Enfin, il est également nécessaire que la voie considérée ait vocation à être achevée à brève échéance puisqu’à titre d’exemple, il a été jugé que :
« Considérant en premier lieu que, par la décision attaquée en date du 16 septembre 2003, le maire d'Eschau a répondu négativement à la demande de certificat d'urbanisme déposée par la Société SERCA en vue de la création d'un lotissement au motif qu'alors que le terrain était situé en zone I NA 1 du plan d'occupation des sols et que l'urbanisation de cette zone était conditionnée par la réalisation des voies d'accès faisant l'objet d'emplacements réservés au bénéfice de la Communauté urbaine de Strasbourg, ces opérations n'étaient ni réalisées, ni programmées à court terme par celle-ci ; qu'il s'ensuit qu'eu égard aux éléments de fait ci-dessus mentionnés, le maire d'Eschau a pu à bon droit délivrer un certificat d'urbanisme négatif concernant le lotissement projeté (et) prendre en considération les seules intentions de la Communauté urbaine de Strasbourg (CAA. Nancy, 1er mars 2007, Sté CERCA, req. n°05NC00767. Dans le même sens pour application de l’article L.421-5 du Code de l’urbanisme : CE. 20 février 1985, Association Ouest Varoise pour la protection de l’environnement, req. n°38.214).

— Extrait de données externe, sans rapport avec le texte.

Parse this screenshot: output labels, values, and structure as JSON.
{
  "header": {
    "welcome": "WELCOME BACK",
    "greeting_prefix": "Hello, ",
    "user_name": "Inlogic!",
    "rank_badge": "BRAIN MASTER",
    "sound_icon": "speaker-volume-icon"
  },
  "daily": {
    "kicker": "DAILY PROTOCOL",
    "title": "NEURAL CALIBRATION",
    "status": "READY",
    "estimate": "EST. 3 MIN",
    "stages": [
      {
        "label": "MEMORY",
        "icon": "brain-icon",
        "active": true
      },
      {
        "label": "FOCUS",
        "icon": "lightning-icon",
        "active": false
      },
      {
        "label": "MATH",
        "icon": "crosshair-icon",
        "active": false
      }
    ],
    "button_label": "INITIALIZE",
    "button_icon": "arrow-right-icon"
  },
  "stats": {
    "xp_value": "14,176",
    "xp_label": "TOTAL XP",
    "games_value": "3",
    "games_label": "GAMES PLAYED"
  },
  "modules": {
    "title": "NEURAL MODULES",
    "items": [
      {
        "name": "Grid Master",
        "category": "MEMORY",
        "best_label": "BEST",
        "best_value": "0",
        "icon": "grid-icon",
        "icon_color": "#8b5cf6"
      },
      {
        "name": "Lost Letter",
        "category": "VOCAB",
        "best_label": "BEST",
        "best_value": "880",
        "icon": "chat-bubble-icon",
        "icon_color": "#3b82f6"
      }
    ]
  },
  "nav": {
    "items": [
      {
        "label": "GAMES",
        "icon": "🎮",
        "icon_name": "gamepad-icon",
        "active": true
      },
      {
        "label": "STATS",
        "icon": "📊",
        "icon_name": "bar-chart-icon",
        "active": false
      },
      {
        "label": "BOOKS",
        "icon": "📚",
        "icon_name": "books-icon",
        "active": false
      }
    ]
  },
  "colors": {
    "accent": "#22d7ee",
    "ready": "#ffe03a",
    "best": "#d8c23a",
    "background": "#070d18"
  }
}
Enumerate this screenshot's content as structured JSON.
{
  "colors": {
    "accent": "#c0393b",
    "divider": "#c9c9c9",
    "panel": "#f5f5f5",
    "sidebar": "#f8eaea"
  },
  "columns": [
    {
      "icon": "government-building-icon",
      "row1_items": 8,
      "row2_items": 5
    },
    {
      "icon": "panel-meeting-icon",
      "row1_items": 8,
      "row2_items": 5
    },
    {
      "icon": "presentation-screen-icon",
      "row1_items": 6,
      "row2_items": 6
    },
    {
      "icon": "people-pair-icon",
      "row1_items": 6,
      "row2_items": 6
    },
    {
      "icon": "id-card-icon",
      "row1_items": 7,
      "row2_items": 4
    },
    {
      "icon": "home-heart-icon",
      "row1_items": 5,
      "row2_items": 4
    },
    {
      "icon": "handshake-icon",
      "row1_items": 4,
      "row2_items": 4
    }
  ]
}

Il reste qu’il est permis de s’interroger sur l’applicabilité de ce principe ou, à tout le moins, sur la rigueur d’application des conditions permettant d’y déroger dans les ZAC – instrument, tout à la fois, de planification et de réalisation – dont la logique économique et financière veut que l’aménageur finance les travaux d’équipement de la zone par le produit de la vente des terrains y étant sis, lesquels sont vendus en tant que terrains constructibles susceptibles de faire l’objet d’un permis de construire mais ce, avant donc que les travaux nécessaires à l’effectivité de sa constructibilité ne soient réalisés.
Précisément, dans l’affaire objet du jugement commenté, le Tribunal administratif de Poitiers a jugé que :
« Considérant que le maire de Saint-Benoît pouvait légalement prendre en compte en considération l’existence et le caractéristiques futures des voies situées au Sud de l’îlot A de la ZAC pour délivrer le permis attaqué dès lors que leur construction était largement avancée et que le achèvement était prévu à une échéance proche ».
Dans cette affaire et suivant les règles précédemment dégagées par la jurisprudence, les voies futures ont pu être légalement prises en compte non seulement parce que leur réalisation était planifiée dans le cadre d’une ZAC et, par voie de conséquence, que leurs modalités de réalisation étaient arrêtées mais, surtout, parce qu’à la date de délivrance du permis de construire litigieux leur réalisation était déjà avancée de façon significative, si bien que la planification de leur achèvement à brève échéance apparaissait réaliste.
Le fait que le permis de construire porte sur un terrain sis dans une ZAC n’a donc strictement aucune incidence sur l’applicabilité et les modalités d’application du principe et des exceptions pré-exposés.